Ça y est, je suis totalement conquise par la Coupe du monde. En fait, c'est bien simple, j'ai redécouvert le football. Je peux maintenant l'avouer: n'ayant jamais vu un match des femmes avant cette compétition, j'avais un peu peur de trouver ça moins bien. Évidemment, je répétais combien c'était formidable qu'on parle enfin de l'équipe des Bleues, mais... et si… j'ose à peine l'écrire, et si je m'ennuyais pendant les matchs?
Jouer le ballon, pas la faute, l'apanage des femmes
Pour l'instant, je peux vous dire que, à mon humble avis, la principale différence entre le foot pratiqué par les femmes et par les hommes se résume à: les filles, c'est pareil mais en mieux. Voici donc la liste des avantages incontestables de la Coupe du monde des femmes. En résumé, ça joue. Je veux dire que ça joue le ballon, pas la faute. On n'a pas un arrêt de jeu toutes les 40 secondes parce que l'arbitre doit signaler une faute. On n'a pas non plus de joueuse qui se roule à terre pour obtenir de l'arbitre un carton ou autre. On n'a pas des embrouilles à n'en plus finir. On a quoi alors? Un jeu très technique et très collectif. Aucune ne joue solo, au point que comme l'a remarqué Lizarazu, il faut aussi oser y aller seule quand on est en position de marquer.
Il ne s'agit évidemment pas d'essentialiser ces différences. Les filles n'ont pas naturellement meilleur caractère que les garçons. On peut y voir à la fois l'influence directe des constructions de genre et aussi le fait que les compétitions masculines sont peut-être un petit peu pourries par l'argent et la pression médiatique. (Mais s'il y a un véritable engouement pour les compétitions féminines, on peut imaginer qu'elles finiront par avoir les mêmes travers que les garçons.)
Restons positives: c'est hyper agréable et enthousiasmant de suivre cette équipe.
Gagnantes
Et puis, il y a quelque chose de grisant dans le fait de regarder ces femmes. Parce que, clairement, elles sont là pour gagner. Ça se voit dans leur posture, dans leurs yeux –elles ont des regards d'une intensité incroyable– et dans l'expression de leur visage. Or on voit assez rarement des femmes dans cette position de combattantes. Quand je pense aux représentations des femmes que me propose mon écran de télé, elles sont fréquemment victimes, souvent charmantes (autrement dit là pour plaire), parfois animées par la vengeance parce qu'elles ont été blessées. Mais jamais montrées dans cette simple attitude de gagnantes. De «je suis concentrée, je vais gagner». Sur les sites américains, on a droit toutes les semaines à des conseils adressés aux femmes pour lutter contre le syndrome de l'impostrice, des astuces afin de s'empouvoirer (sur le principe de l'empowerement). Mais je crois qu'aucun de ces articles n'arrivent à la moitié de l'efficacité du visionnage d'un match de foot.

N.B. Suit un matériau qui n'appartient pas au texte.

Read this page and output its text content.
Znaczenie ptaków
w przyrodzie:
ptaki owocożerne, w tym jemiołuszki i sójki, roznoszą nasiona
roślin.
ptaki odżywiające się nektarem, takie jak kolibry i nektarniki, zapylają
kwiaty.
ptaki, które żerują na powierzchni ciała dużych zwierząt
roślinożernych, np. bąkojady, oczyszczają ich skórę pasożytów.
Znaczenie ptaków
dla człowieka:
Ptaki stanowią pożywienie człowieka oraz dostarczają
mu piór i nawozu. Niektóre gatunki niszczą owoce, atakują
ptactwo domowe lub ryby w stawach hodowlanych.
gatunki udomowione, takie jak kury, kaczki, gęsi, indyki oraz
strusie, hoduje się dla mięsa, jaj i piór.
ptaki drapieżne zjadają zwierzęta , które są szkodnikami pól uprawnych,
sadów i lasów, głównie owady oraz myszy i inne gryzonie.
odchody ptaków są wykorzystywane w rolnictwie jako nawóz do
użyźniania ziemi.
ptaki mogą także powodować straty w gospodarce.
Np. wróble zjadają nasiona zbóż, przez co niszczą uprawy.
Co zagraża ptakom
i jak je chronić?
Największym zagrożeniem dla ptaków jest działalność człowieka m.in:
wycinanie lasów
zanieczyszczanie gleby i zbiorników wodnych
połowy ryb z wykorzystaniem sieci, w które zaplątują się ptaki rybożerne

Lors du dernier match, Wendie Renard a commis une «petite» erreur. Elle a marqué contre son camp. Bon. Là, je me suis dit «bah ça y est, elles vont s'effondrer».
Mais pas du tout. Renard a secoué la tête genre «mais qu'est-ce que je viens de faire» puis elle a continué à jouer comme si elle passait à autre chose, comme si rien, pas même elle-même, ne pouvait ébranler sa concentration, comme si elle était convaincue que son équipe allait marquer un autre but. Toutes les autres joueuses de l'équipe ont fait pareil.
Non seulement ce soir-là elles nous montraient d'autres visages féminins, des vainqueuses, mais en prime elles nous faisaient la démonstration qu'on avait le droit de se planter, de faire une erreur sans partir se cacher dans le vestiaire, en restant bien droites et en l'emportant malgré tout.
Édifier la jeunesse
Je pense que tous les combats pour l'égalité sont importants, simplement parce que les inégalités fonctionnent ensemble. Mais en regardant les joueuses de l'équipe de France, je me dis que la puissance de l'exemple est incroyable.
On peut, et on doit, tenir des discours didactiques aux enfants, mais qu'ils puissent voir ces joueuses en action a sans doute un impact infiniment plus fort que toutes nos belles leçons d'adultes.
Du temps de mon enfance, j'étais fan d'un dessin animé qui mettait en scène une joueuse de volley-ball. (Jeanne et Serge, pour les personnes averties.) Quand Jeanne tapait dans un ballon, elle était tellement forte qu'elle pouvait le déformer et clouer ses adversaires contre un mur. Ça me fascinait. J'ai retrouvé la même sensation, chair de poule et petit frisson inclus, en regardant les Bleues, à la différence près qu'elles existent pour de vrai.